First place I would look: your power cord goes into a junction box in the storage bay where the cord is kept. There, each of the three wires is tied to the wires that feed the AC panel is connected to the power cord with a wire nut. One or more of these connections may be partially loose after 10 or more years of handling the cord.
Second place: the plug on the end of the power cord can get damage enough that it intermittently carries now power, depending on the quality of the connections in the socket where you plug it in. Symptoms include a hot plug, scarring and blackening of the blades. At ten years, I'm on my third plug, and now carry a spare.

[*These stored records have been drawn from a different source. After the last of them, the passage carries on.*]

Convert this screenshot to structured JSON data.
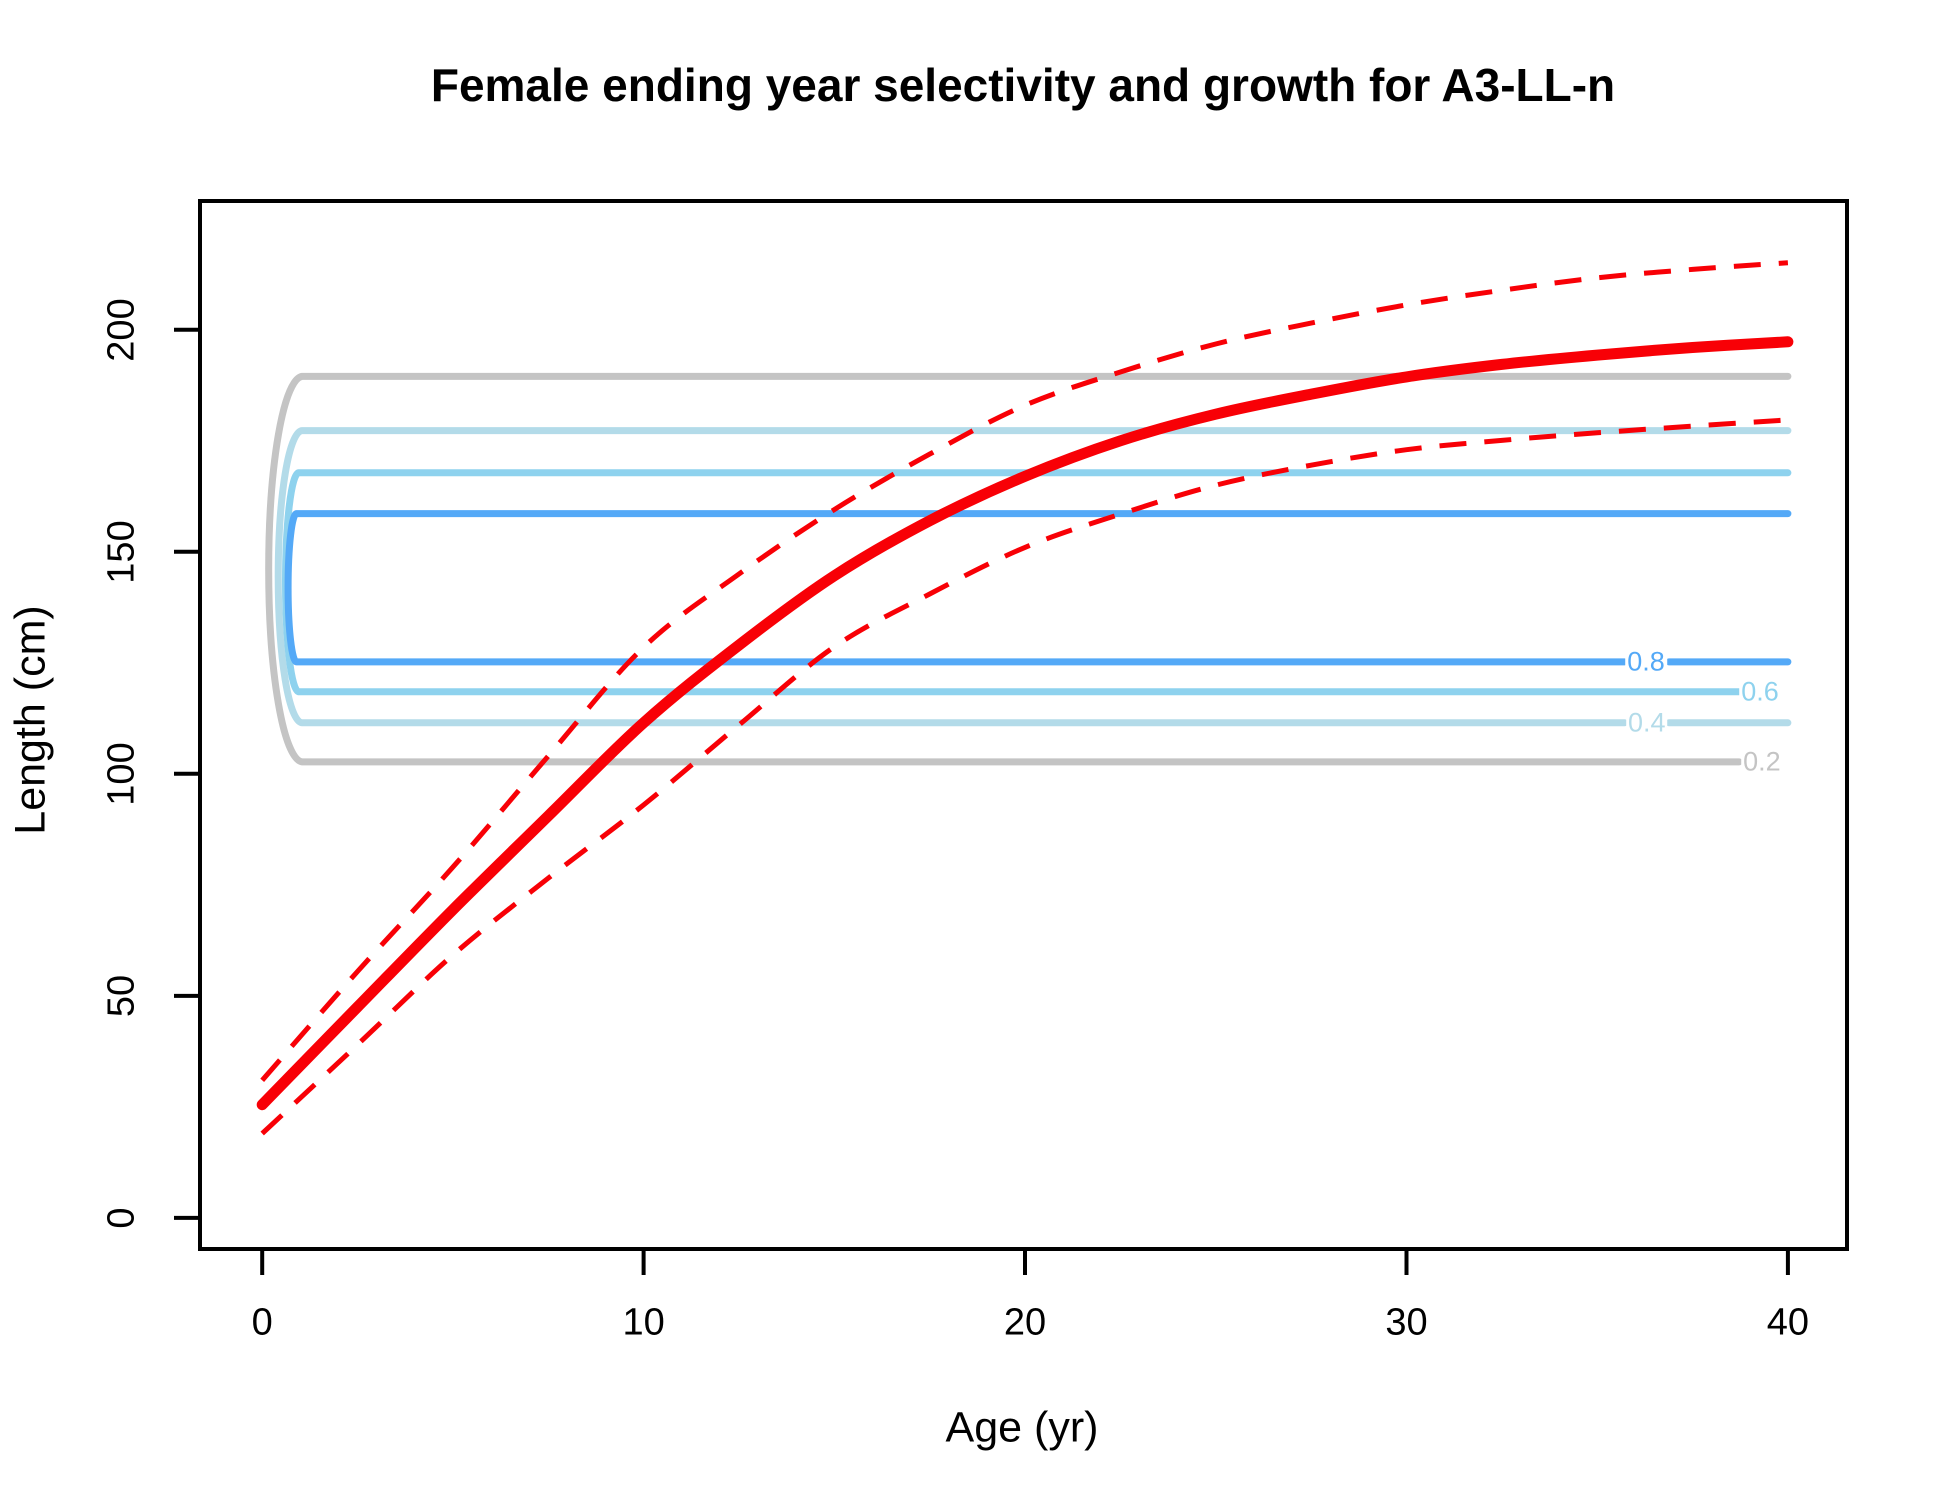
{
  "title": "Female ending year selectivity and growth for A3-LL-n",
  "chart_data": {
    "type": "line",
    "title": "Female ending year selectivity and growth for A3-LL-n",
    "xlabel": "Age (yr)",
    "ylabel": "Length (cm)",
    "xlim": [
      -1.63,
      41.55
    ],
    "ylim": [
      -7,
      229
    ],
    "x_ticks": [
      0,
      10,
      20,
      30,
      40
    ],
    "y_ticks": [
      0,
      50,
      100,
      150,
      200
    ],
    "grid": false,
    "legend": "none",
    "colors": {
      "growth_mean": "#f80006",
      "growth_ci": "#f80006",
      "contour_02": "#c4c4c4",
      "contour_04": "#b3dbe9",
      "contour_06": "#8ed2ee",
      "contour_08": "#54a9f7"
    },
    "ages": [
      0,
      2.5,
      5,
      7.5,
      10,
      12.5,
      15,
      17.5,
      20,
      22.5,
      25,
      27.5,
      30,
      32.5,
      35,
      37.5,
      40
    ],
    "series": [
      {
        "name": "growth-curve-upper",
        "label": "upper 95% interval",
        "style": "dashed",
        "color": "#f80006",
        "width": 5,
        "values": [
          31,
          55.5,
          79,
          104,
          128.5,
          145,
          159.5,
          172,
          183,
          190.5,
          196.8,
          201.5,
          205.6,
          208.9,
          211.7,
          213.6,
          215.1
        ]
      },
      {
        "name": "growth-curve-lower",
        "label": "lower 95% interval",
        "style": "dashed",
        "color": "#f80006",
        "width": 5,
        "values": [
          19,
          39,
          59.2,
          76.5,
          93,
          111,
          128.6,
          140.5,
          151,
          158.5,
          165,
          169.5,
          173,
          175.1,
          176.8,
          178.3,
          179.7
        ]
      },
      {
        "name": "growth-curve-mean",
        "label": "mean growth curve",
        "style": "solid",
        "color": "#f80006",
        "width": 11,
        "values": [
          25.5,
          47.5,
          69.4,
          90.5,
          111.5,
          129,
          144.6,
          157,
          167,
          175,
          181,
          185.5,
          189.4,
          192.2,
          194.3,
          196,
          197.3
        ]
      }
    ],
    "selectivity_contours": [
      {
        "level": 0.2,
        "label": "0.2",
        "color": "#c4c4c4",
        "top_length": 189.5,
        "bottom_length": 102.7,
        "corner_age": 1.05,
        "min_age": 0.15,
        "bottom_end_age": 38.72,
        "label_gap": null,
        "label_age": 39.32
      },
      {
        "level": 0.4,
        "label": "0.4",
        "color": "#b3dbe9",
        "top_length": 177.3,
        "bottom_length": 111.5,
        "corner_age": 1.05,
        "min_age": 0.42,
        "bottom_end_age": 40,
        "label_gap": [
          35.72,
          36.88
        ],
        "label_age": 36.3
      },
      {
        "level": 0.6,
        "label": "0.6",
        "color": "#8ed2ee",
        "top_length": 167.8,
        "bottom_length": 118.5,
        "corner_age": 0.95,
        "min_age": 0.6,
        "bottom_end_age": 38.72,
        "label_gap": null,
        "label_age": 39.27
      },
      {
        "level": 0.8,
        "label": "0.8",
        "color": "#54a9f7",
        "top_length": 158.6,
        "bottom_length": 125.2,
        "corner_age": 0.9,
        "min_age": 0.68,
        "bottom_end_age": 40,
        "label_gap": [
          35.72,
          36.88
        ],
        "label_age": 36.28
      }
    ]
  }
}
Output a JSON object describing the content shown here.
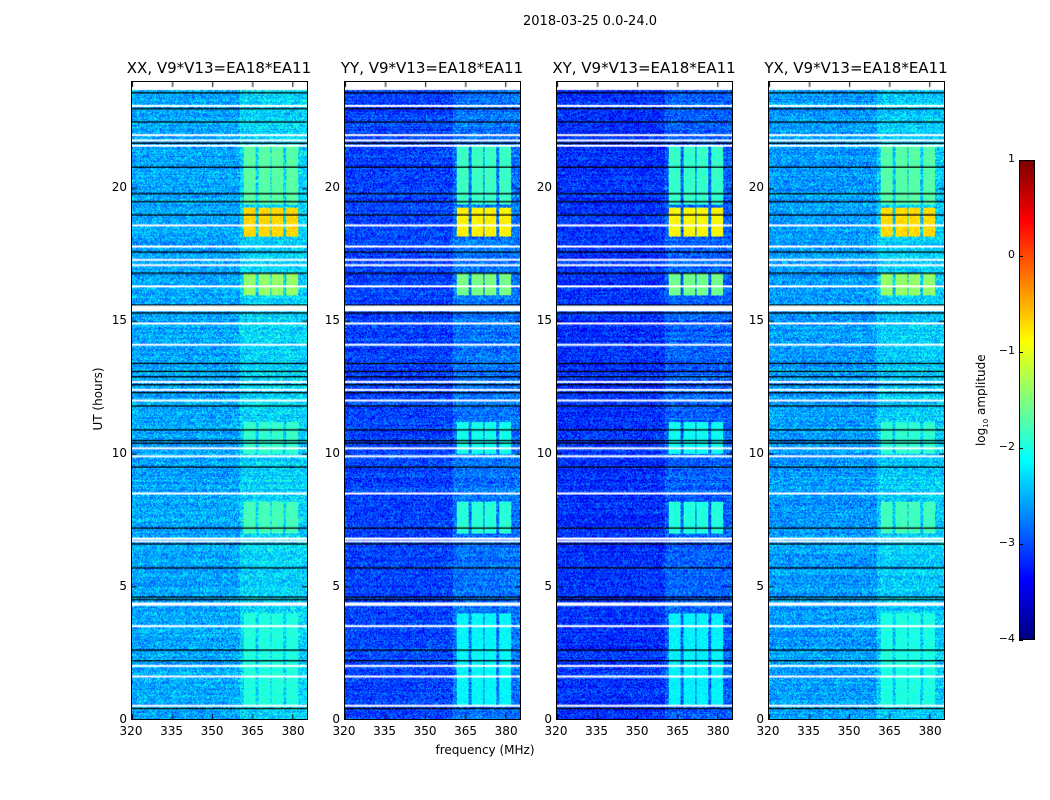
{
  "chart_data": {
    "type": "heatmap",
    "title": "2018-03-25 0.0-24.0",
    "xlabel": "frequency (MHz)",
    "ylabel": "UT (hours)",
    "xlim": [
      320,
      385.5
    ],
    "ylim": [
      0,
      24
    ],
    "xticks": [
      320,
      335,
      350,
      365,
      380
    ],
    "yticks": [
      0,
      5,
      10,
      15,
      20
    ],
    "colorbar": {
      "label": "log10 amplitude",
      "label_main": "log",
      "label_sub": "10",
      "label_rest": " amplitude",
      "range": [
        -4,
        1
      ],
      "ticks": [
        "1",
        "0",
        "−1",
        "−2",
        "−3",
        "−4"
      ],
      "tick_values": [
        1,
        0,
        -1,
        -2,
        -3,
        -4
      ],
      "colormap": "jet"
    },
    "panels": [
      {
        "title": "XX, V9*V13=EA18*EA11",
        "base_level": -2.55
      },
      {
        "title": "YY, V9*V13=EA18*EA11",
        "base_level": -3.05
      },
      {
        "title": "XY, V9*V13=EA18*EA11",
        "base_level": -3.15
      },
      {
        "title": "YX, V9*V13=EA18*EA11",
        "base_level": -2.6
      }
    ],
    "rfi_channels_mhz": [
      [
        361.5,
        366
      ],
      [
        367,
        371.5
      ],
      [
        372,
        376.5
      ],
      [
        377.5,
        382
      ]
    ],
    "rfi_bursts": [
      {
        "ut": [
          18.2,
          19.3
        ],
        "level": -0.7
      },
      {
        "ut": [
          19.4,
          21.6
        ],
        "level": -1.7
      },
      {
        "ut": [
          16.0,
          16.8
        ],
        "level": -1.4
      },
      {
        "ut": [
          10.0,
          11.2
        ],
        "level": -1.9
      },
      {
        "ut": [
          7.0,
          8.2
        ],
        "level": -1.8
      },
      {
        "ut": [
          0.5,
          4.0
        ],
        "level": -2.0
      }
    ],
    "flagged_white_ut": [
      23.1,
      22.0,
      21.8,
      21.6,
      18.6,
      17.8,
      17.3,
      17.1,
      16.3,
      15.5,
      15.4,
      14.9,
      14.1,
      12.7,
      12.4,
      12.0,
      10.2,
      9.9,
      8.5,
      6.8,
      6.7,
      4.35,
      4.3,
      3.5,
      2.0,
      1.6,
      0.5
    ],
    "flagged_black_ut": [
      23.6,
      23.0,
      22.5,
      21.7,
      20.8,
      19.8,
      19.5,
      19.0,
      17.6,
      16.8,
      15.6,
      15.3,
      13.4,
      13.1,
      12.9,
      12.6,
      12.3,
      11.8,
      10.9,
      10.5,
      10.4,
      9.5,
      7.2,
      6.6,
      5.7,
      4.6,
      4.5,
      2.6,
      2.2,
      0.4
    ]
  }
}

Third place: inside the AC panel the neutral connections come into a bus bar where each circuit his held down by a screw. These loosen. If you have AC circuits working yet the 12V power is intermittent, check these connections, the one for the 12V converter may be loose. A loose connection on the hot side is less likely, as the breakers clamp in. I'm assuming you know how to check whether a breaker has tripped.
Fourth place: loose connections on the output side of the converter, either hot or ground. Or possibly a connection at an in-line fuse on the feed to the batteries.
After checking connections, then look into intermittent failures of components like the battery cutoff relay, and the converter itself. On my 2004 Itasca Spirit, that cutoff relay is energized from the house batteries, so if they go down too low with the relay latched in "off" position, it cannot be flipped to "on" without charging the batteries or supplying an alternate 12V source.
If you would say whether or not you have power on the 120V side, we might be able to skip checking the first two trouble spots.